In some cases, another possibility is to separate your class into a public interface and a private implementation. For example, instead of:

class MyClass {
  final String name;

  MyClass(this.name);

  void publicMethod() {
    // ...
  }

  void _privateMethod() {
    // ...
  }
}

split it into:

my_class.dart:

import 'src/my_class_impl.dart';

abstract class MyClass {
  factory MyClass(String name) => MyClassImpl(name);

  void publicMethod();
}

src/my_class_impl.dart:

import 'package:my_package/my_class.dart';

class MyClassImpl implements MyClass {
  final String name;

  MyClassImpl(this.name);

  @override
  void publicMethod() {
    // ...
  }

  void privateMethod() {
    // ...
  }
}

Now your tests can do import 'package:my_package/src/my_class_impl.dart'; and directly access its private methods.
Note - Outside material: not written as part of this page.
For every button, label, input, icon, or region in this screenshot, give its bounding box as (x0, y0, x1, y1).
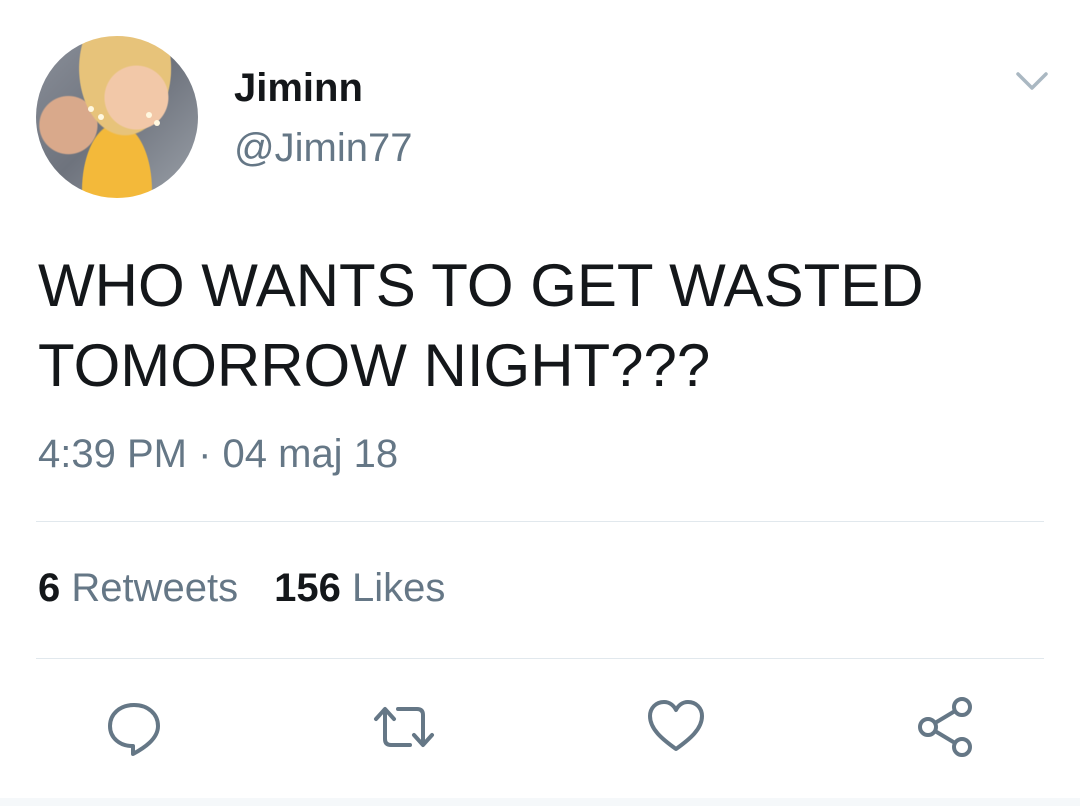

Of course, there's nothing stopping someone else from directly importing the implementation library too, but importing files from another package's src/ directory is discouraged. Anyone doing that would be explicitly choosing to undermine encapsulation (as opposed to depending on @visibleForTesting, where breaking encapsulation could more easily be done by accident).

This approach would not be appropriate for all situations. For example, this approach also effectively makes it impossible for others to extend MyClass.